We can well believe that a certain type of climate favours and accompanies civilisation, and is, indeed, one of its necessary conditions. That civilisations belong to moderate, not torrid zones, history provides indisputable evidence. Man is not at his best in the tropics, where the heat undermines will power and makes sustained effort, intellectual and physical alike, difficult. The tropics, it is well known, induce inertia and enfeeble purpose. The spirit may be willing but the flesh is weak. In too stimulating climates, on the other hand, the struggle to keep alive is exhausting. They produce nervous disorders, and exhibit a high rate of suicides. Whether religions tend to conform to zones of climate is an interesting study, not yet undertaken. Yet why not, since we know some climes are more favourable to intelligence and industry, and some more friendly to moral qualities than others?

Whatever nature has in mind, manifestly it is not that we should exist as mere pensioners on her bounty. Perhaps she desired to harden us, body and soul, for some project in the distance, for whose attainment still firmer resolution and endurance are needed. Perhaps sterner battles than the world has ever known have yet to be fought.

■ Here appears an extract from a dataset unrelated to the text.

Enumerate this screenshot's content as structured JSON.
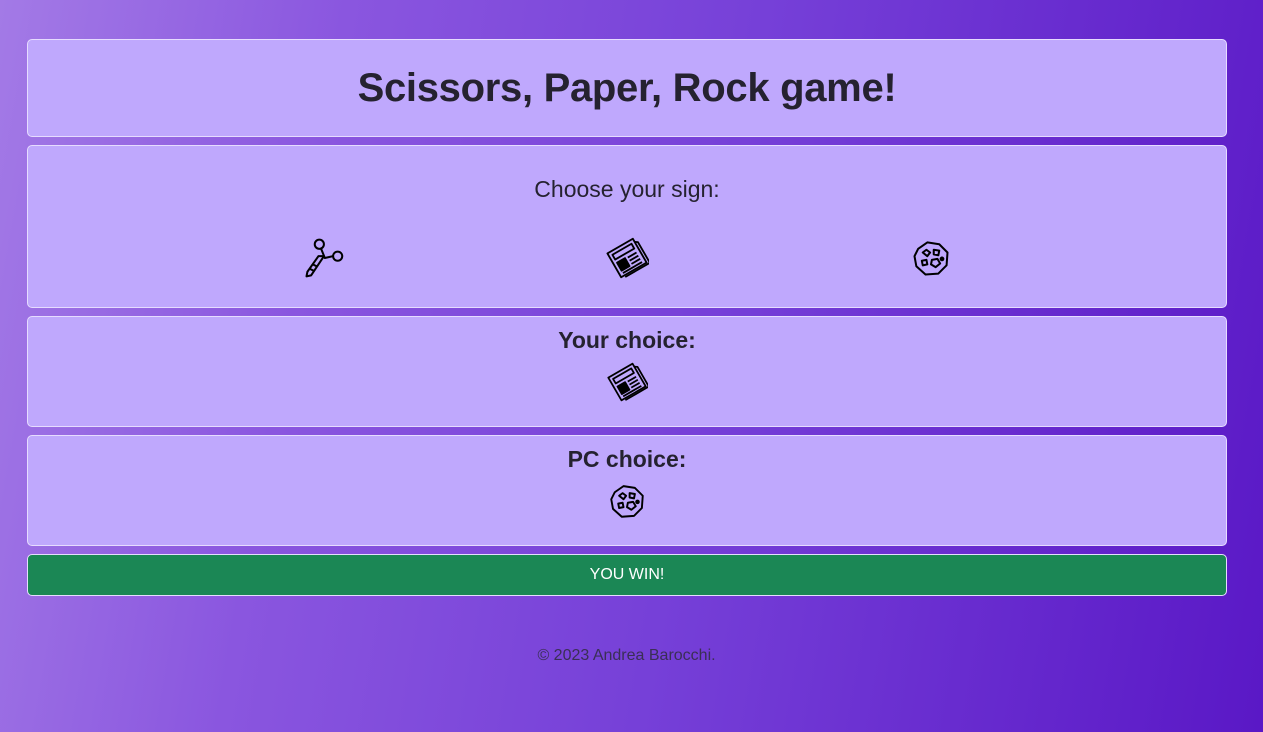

And at last, when all is said that can be said, what do we discover? When we have enquired of all the sciences and gathered all obtainable human knowledge, gathered by telescope and microscope and all the rest of the apparatus, we discover that we are still confined to the sensible world, to the clear bright world of which our touch and sight and hearing tell us. And we suppose that when they have handed in their report the whole tale is told. Yet in truth we are their prisoners, and how innocently infantile to suppose that touch, sight and hearing can introduce us to all the aspects and all the secrets of the universe. Curtain after curtain might lift, and yet leave us far from the reality. The truth is we are so ‘cabin’d, cribbed, confined’ as never to see beyond our noses. Nor is that all. If we could enlarge our minds so far as to remember that a scene is not an act, nor an act the play, that even a national drama is no more than a ‘three hours’ traffic of the stage’ in unending time, then the long vista of things, the magnitude of the affair in which we are involved, might come home to us, then we might realise that, in De Quincey’s phrase, ‘some greater interest was at stake, some mightier cause than ever yet the sword had pleaded or trumpet had proclaimed’, in which all human history is a mere episode. The sum of things is too great for our imagination, and our present life seems a term of imprisonment. In a measure it is so. Here is man:

Man whom Fate, his victor, magnanimous, clement in triumph,

Holds as a captive king, mewed in a palace divine;

Wide its leagues of pleasance and ample of purview its windows;

Airily falls in its courts, laughter of fountains at play;

Nought when the harpers are harping, untimely reminds him of durance;

None, as he sits at the feast, whispers Captivity’s name;

But, would he parley with Silence, withdraw for a while unattended,

Forth to the beckoning world ‘scape for an hour and be free,

Lo, his adventurous fancy coercing at once and provoking,

Rise the unscalable walls, built with a word at the prime;

Lo, in unslumbering watch, with pitiless faces of iron,

Armed at each obstinate gate, stand the impassable guards.

Who are these mighty and angelic guards? Their names here, among mortals, are Time and Space, whose flaming swords turn every way, and keep the gates of reality and the talismans of God.